The computational results indicate that the number and the location of the ligated nucleotides have significant effects on structural mechanics of the DNA crystals. Fully ligated crystals exhibit a Young’s moduli of approximately 1-3 MPa with yield stresses between 0.4 and 0.7 MPa. These structures maintain high structural integrity with no visible signs of failure until reaching a breaking point near 20 MPa. Crystals ligated along major directions and connectors display similar Young’s moduli but a lower yield point (0.2 - 0.4 MPa). However, both fully ligated and major-direction ligated crystals exhibit distinct deformation stages: (i) entropic elasticity, (ii) linear elasticity, (ii) dsDNA dissociation, and (iv) ssDNA stretching. In contrast, the connector ligated crystals fail during dsDNA dissociation, while in-plane ligated crystals break before entering the linear elasticity regime due to the lack of structural resilience (which should come from ligation along the loading direction).

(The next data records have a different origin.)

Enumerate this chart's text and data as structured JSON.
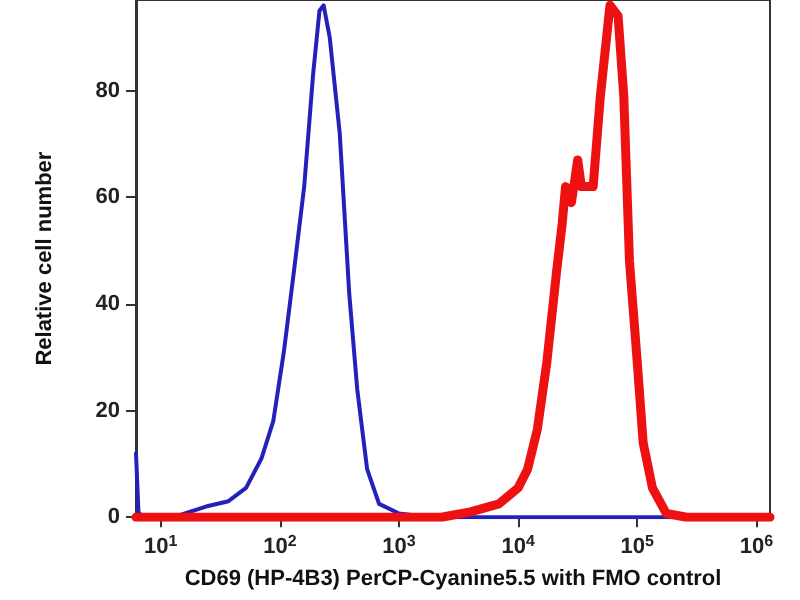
{
  "chart_data": {
    "type": "line",
    "xlabel": "CD69 (HP-4B3) PerCP-Cyanine5.5 with FMO control",
    "ylabel": "Relative cell number",
    "log": "x",
    "grid": false,
    "marker": "none",
    "line_style": "solid",
    "xlim": [
      6.2,
      1300000
    ],
    "xticks": [
      {
        "value": 10,
        "label": "10$^{1}$"
      },
      {
        "value": 100,
        "label": "10$^{2}$"
      },
      {
        "value": 1000,
        "label": "10$^{3}$"
      },
      {
        "value": 10000,
        "label": "10$^{4}$"
      },
      {
        "value": 100000,
        "label": "10$^{5}$"
      },
      {
        "value": 1000000,
        "label": "10$^{6}$"
      }
    ],
    "ylim": [
      0,
      97
    ],
    "yticks": [
      0,
      20,
      40,
      60,
      80
    ],
    "series": [
      {
        "color": "#2222bb",
        "x": [
          6.2,
          6.5,
          7,
          14,
          24,
          37,
          52,
          70,
          88,
          108,
          131,
          160,
          190,
          215,
          233,
          262,
          318,
          382,
          446,
          540,
          680,
          1000,
          1860,
          10000,
          100000,
          1300000
        ],
        "values": [
          12,
          1,
          0,
          0.3,
          2,
          3,
          5.5,
          11,
          18,
          31,
          46,
          62,
          83,
          95,
          96,
          90,
          72,
          42,
          24,
          9,
          2.5,
          0.7,
          0,
          0,
          0,
          0
        ]
      },
      {
        "color": "#ee1111",
        "x": [
          6.2,
          100,
          2270,
          3980,
          6900,
          10000,
          12000,
          14500,
          17400,
          21000,
          23400,
          25000,
          28000,
          31600,
          34000,
          36600,
          42600,
          49000,
          59000,
          69000,
          77000,
          86000,
          100000,
          112000,
          134000,
          175000,
          260000,
          1300000
        ],
        "values": [
          0,
          0,
          0,
          1,
          2.5,
          5.5,
          9,
          16.5,
          29,
          46,
          55,
          62,
          59,
          67,
          62,
          62,
          62,
          79,
          96,
          94,
          79,
          48,
          29,
          14,
          5.5,
          0.7,
          0,
          0
        ]
      }
    ]
  }
}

We also have investigated the influence of motif length by comparing fully ligated crystals with four different motif lengths. The 2-turn crystal, that is, the crystal made of the shortest motif length of 2 helical turns, shows no entropic elasticity stage and starts deforming directly into the linear elasticity range. In contrast, crystals with longer motifs display a distinct entropic elasticity stage, with the 4-turn crystal exhibiting strain up to ~0.5, the 6-turn crystal around 1, and the 8-turn crystal approximately 1.5 during this initial regime. Longer motifs also result in greater overall extension. For example, the 2-turn crystal can be stretched to a strain of 1 before breaking, while the 8-turn crystal can be stretched until a strain of ~3. These findings suggest that a longer motif (e.g., 8-turn motif) produces more relaxed and loose crystals leading to a greater entropic elasticity range and total extension compared to shorter motifs. However, excluding the entropic elasticity stage, all crystals with various motif lengths show similar deformation stages (linear elasticity, dsDNA dissociation, and ssDNA stretching). This confirms that the length of motif influences initial stage but does not affect the overall deformation behavior of DNA crystals.

Overall, this thesis elucidates how ligation patterns and motif design affect the mechanical behavior of DNA crystals. The findings may be combined with experiments and used as guidelines to provide insights on designing and improving DNA assemblies, which should be invaluable in the field of structural DNA nanotechnology.